Иногда после уроков мы целой толпой шли к Ырысбеку. Его авторитет тоже привял в наших глазах. Многие взрослые называли его человеком, который думает только о себе. И мы находили справедливыми эти слова. Но все же что-то тянуло нас в дом Ырысбека. Теперь наш бывший главнокомандующий жил один. Работу в колхозе он снова забросил и целыми днями сидел дома, рисовал портреты людей по карточкам из паспорта. Старики и старухи шли к нему с фотографиями погибших сыновей, и он рисовал по фотографиям портреты. Потом раскрашивал цветными карандашами.

И получался большой, похожий портрет человека, которого уже не было в живых. За это ему приносили самую вкусную еду.
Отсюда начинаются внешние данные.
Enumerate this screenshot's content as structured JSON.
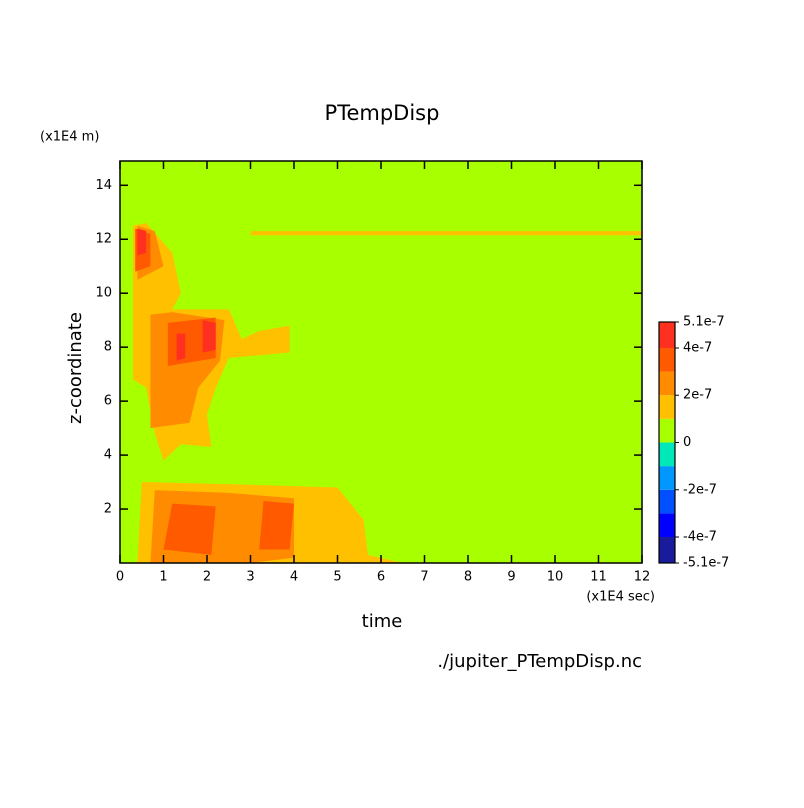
{
  "chart_data": {
    "type": "contour",
    "title": "PTempDisp",
    "y_unit": "(x1E4 m)",
    "x_unit": "(x1E4 sec)",
    "x_label": "time",
    "y_label": "z-coordinate",
    "source": "./jupiter_PTempDisp.nc",
    "xlim": [
      0,
      12
    ],
    "ylim": [
      0,
      14.9
    ],
    "xticks": [
      0,
      1,
      2,
      3,
      4,
      5,
      6,
      7,
      8,
      9,
      10,
      11,
      12
    ],
    "yticks": [
      2,
      4,
      6,
      8,
      10,
      12,
      14
    ],
    "levels": [
      -5.1e-07,
      -4e-07,
      -3e-07,
      -2e-07,
      -1e-07,
      0,
      1e-07,
      2e-07,
      3e-07,
      4e-07,
      5.1e-07
    ],
    "colors": [
      "#1a1a9c",
      "#0000ff",
      "#0050ff",
      "#0098ff",
      "#00e8b8",
      "#a8ff00",
      "#ffc000",
      "#ff8c00",
      "#ff5a00",
      "#ff3020"
    ],
    "colorbar_ticks": [
      5.1e-07,
      4e-07,
      2e-07,
      0,
      -2e-07,
      -4e-07,
      -5.1e-07
    ],
    "regions": [
      {
        "level": 0,
        "points": [
          [
            0,
            0
          ],
          [
            12,
            0
          ],
          [
            12,
            14.9
          ],
          [
            0,
            14.9
          ]
        ]
      },
      {
        "level": 1e-07,
        "points": [
          [
            0.3,
            6.8
          ],
          [
            0.3,
            12.5
          ],
          [
            0.6,
            12.6
          ],
          [
            1.2,
            11.5
          ],
          [
            1.4,
            10
          ],
          [
            1.2,
            9.4
          ],
          [
            2.5,
            9.4
          ],
          [
            2.8,
            8.3
          ],
          [
            3.2,
            8.6
          ],
          [
            3.9,
            8.8
          ],
          [
            3.9,
            7.8
          ],
          [
            2.5,
            7.6
          ],
          [
            2.2,
            6.5
          ],
          [
            2,
            5.5
          ],
          [
            2.1,
            4.3
          ],
          [
            1.4,
            4.4
          ],
          [
            1,
            3.8
          ],
          [
            0.8,
            4.8
          ],
          [
            0.6,
            6.5
          ]
        ]
      },
      {
        "level": 1e-07,
        "points": [
          [
            3,
            12.15
          ],
          [
            12,
            12.15
          ],
          [
            12,
            12.3
          ],
          [
            3,
            12.3
          ]
        ]
      },
      {
        "level": 1e-07,
        "points": [
          [
            0.4,
            0
          ],
          [
            0.5,
            3
          ],
          [
            3,
            2.9
          ],
          [
            5,
            2.8
          ],
          [
            5.6,
            1.6
          ],
          [
            5.7,
            0.3
          ],
          [
            6.5,
            0
          ]
        ]
      },
      {
        "level": 2e-07,
        "points": [
          [
            0.7,
            5
          ],
          [
            0.7,
            9.2
          ],
          [
            1.2,
            9.3
          ],
          [
            2.4,
            9
          ],
          [
            2.3,
            7.5
          ],
          [
            1.8,
            6.5
          ],
          [
            1.6,
            5.2
          ]
        ]
      },
      {
        "level": 2e-07,
        "points": [
          [
            0.4,
            10.5
          ],
          [
            0.4,
            12.5
          ],
          [
            0.8,
            12.3
          ],
          [
            1,
            11
          ]
        ]
      },
      {
        "level": 2e-07,
        "points": [
          [
            0.7,
            0
          ],
          [
            0.8,
            2.7
          ],
          [
            2.5,
            2.6
          ],
          [
            4,
            2.4
          ],
          [
            4,
            0.2
          ],
          [
            3,
            0
          ]
        ]
      },
      {
        "level": 3e-07,
        "points": [
          [
            1.1,
            7.3
          ],
          [
            1.1,
            8.9
          ],
          [
            2.2,
            9.1
          ],
          [
            2.2,
            7.6
          ]
        ]
      },
      {
        "level": 3e-07,
        "points": [
          [
            0.35,
            10.8
          ],
          [
            0.35,
            12.4
          ],
          [
            0.7,
            12.2
          ],
          [
            0.7,
            11
          ]
        ]
      },
      {
        "level": 3e-07,
        "points": [
          [
            3.2,
            0.5
          ],
          [
            3.3,
            2.3
          ],
          [
            4,
            2.2
          ],
          [
            3.9,
            0.5
          ]
        ]
      },
      {
        "level": 3e-07,
        "points": [
          [
            1,
            0.5
          ],
          [
            1.2,
            2.2
          ],
          [
            2.2,
            2.1
          ],
          [
            2.1,
            0.3
          ]
        ]
      },
      {
        "level": 4e-07,
        "points": [
          [
            0.4,
            11.4
          ],
          [
            0.4,
            12.4
          ],
          [
            0.6,
            12.3
          ],
          [
            0.6,
            11.5
          ]
        ]
      },
      {
        "level": 4e-07,
        "points": [
          [
            1.9,
            7.8
          ],
          [
            1.9,
            9
          ],
          [
            2.2,
            8.9
          ],
          [
            2.2,
            7.9
          ]
        ]
      },
      {
        "level": 4e-07,
        "points": [
          [
            1.3,
            7.5
          ],
          [
            1.3,
            8.5
          ],
          [
            1.5,
            8.5
          ],
          [
            1.5,
            7.6
          ]
        ]
      }
    ]
  }
}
И Ырысбек всегда был сыт и весел, мурлыкал песенки под нос, водя карандашом по бумаге.

Временами он посылал кого-нибудь из нас с запиской к Зибаш или к Эмме. И когда одна из них приходила убирать его дом, Ырысбек снова брал в руки запылившуюся домбру и нежно пел:

Ай, милая Зибаш, Мужа верного уважь!..

Это означало, что на день-два в его доме снова обосновалась Зибаш. Но вот из окон разносились другие, не менее ласковые слова:

Не родится, как Эмма, такая Голубоглазая и золотая…

И в дом Ырысбека перебиралась Эмма.

Кто-то, возвращаясь из соседнего колхоза, видел в окрестностях нашего аула черную суку Караканшык.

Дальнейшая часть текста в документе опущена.